宁玉楼心里有些紧张——眼前这个人,居然已经在他这样感官灵敏的武林高手不知不觉之中,将这个巷子四周布下结界,隔绝开了外界和这个空间的联系当真不简单、不易对付啊。
“紫电剑,难怪……昔日大烈胡驭的九御神兵难怪这般快我施术法的结界便要溃散。”青衣男子扬了扬眉,有些傲气的微笑了一下,“宁玉楼,你这紫电神兵虽是不错,可你的修为还差了些。”
“哦!阁下不试试怎么得知我的修为到底行不行呢?”看着对方气定神闲的样子,宁玉楼有些气不过,冷声道,“你的法术虽能困我一时,但也不见得伤的了我!”
“哦,哈哈,你还真是有趣呢。哈哈”闻言,青衣人哈哈冷笑。
“你——你到底拜月教那位妖人?!”再也忍不住,宁玉楼瞪着双目死死盯着他问,手指用力抓住了紫电剑柄,一股杀气由心而生,手中紫电剑发出吟吟低鸣。

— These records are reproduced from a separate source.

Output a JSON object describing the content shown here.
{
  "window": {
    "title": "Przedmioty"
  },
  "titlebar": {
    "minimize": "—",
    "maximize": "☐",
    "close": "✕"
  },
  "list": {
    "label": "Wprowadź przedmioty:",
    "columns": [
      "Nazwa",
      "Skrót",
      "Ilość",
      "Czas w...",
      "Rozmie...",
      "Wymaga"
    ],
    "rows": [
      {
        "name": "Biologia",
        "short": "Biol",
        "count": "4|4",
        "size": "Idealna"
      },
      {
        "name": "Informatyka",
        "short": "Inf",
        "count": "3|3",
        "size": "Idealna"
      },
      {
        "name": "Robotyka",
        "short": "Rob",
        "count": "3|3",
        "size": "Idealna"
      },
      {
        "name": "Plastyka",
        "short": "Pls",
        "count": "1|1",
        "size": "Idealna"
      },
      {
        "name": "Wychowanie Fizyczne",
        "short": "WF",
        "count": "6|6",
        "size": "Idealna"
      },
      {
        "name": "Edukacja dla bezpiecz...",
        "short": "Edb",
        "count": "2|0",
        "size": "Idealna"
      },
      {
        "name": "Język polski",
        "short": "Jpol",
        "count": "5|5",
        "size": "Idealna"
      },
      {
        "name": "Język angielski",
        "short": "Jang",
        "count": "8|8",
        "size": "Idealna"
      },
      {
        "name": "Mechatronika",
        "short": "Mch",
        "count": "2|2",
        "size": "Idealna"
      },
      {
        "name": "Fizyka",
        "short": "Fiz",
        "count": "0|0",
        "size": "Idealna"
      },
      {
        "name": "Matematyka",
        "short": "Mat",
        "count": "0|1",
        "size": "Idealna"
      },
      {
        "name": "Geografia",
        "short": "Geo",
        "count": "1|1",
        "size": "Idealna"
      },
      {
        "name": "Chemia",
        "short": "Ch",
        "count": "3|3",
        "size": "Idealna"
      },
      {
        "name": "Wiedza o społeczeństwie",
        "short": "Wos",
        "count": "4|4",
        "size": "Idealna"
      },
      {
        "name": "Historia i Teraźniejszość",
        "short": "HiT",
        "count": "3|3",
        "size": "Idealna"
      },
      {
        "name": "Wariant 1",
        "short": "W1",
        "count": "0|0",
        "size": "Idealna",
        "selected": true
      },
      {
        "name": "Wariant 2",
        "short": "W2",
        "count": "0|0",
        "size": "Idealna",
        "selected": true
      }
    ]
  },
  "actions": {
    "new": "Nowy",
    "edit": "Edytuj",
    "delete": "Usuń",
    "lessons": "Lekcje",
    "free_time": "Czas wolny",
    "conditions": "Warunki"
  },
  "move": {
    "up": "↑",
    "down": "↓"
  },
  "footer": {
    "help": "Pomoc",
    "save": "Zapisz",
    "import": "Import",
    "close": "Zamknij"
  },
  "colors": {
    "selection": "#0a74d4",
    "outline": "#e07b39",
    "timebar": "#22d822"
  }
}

“你不是要夜探灵鹫山么?便是我面前你都难有作为——”青衣人只是莫测的笑,看着一脸警惕之色的宁玉楼接着道,“你手持名剑,想来也是了不得的人物,反正你也绝非我的对手,你既然那么想上山我们正好可以一起去。”
“你、你究竟是谁?”不料对方竟然连自己打算夜探灵鹫山的事情都了如指掌,宁玉楼更加的惊惧有些捉摸不定。忽然间,手中长剑一动、运足真气的长剑迅速往前一划,想要迫开青衣人,将有些的溃散的无形结界击散,逃出小巷。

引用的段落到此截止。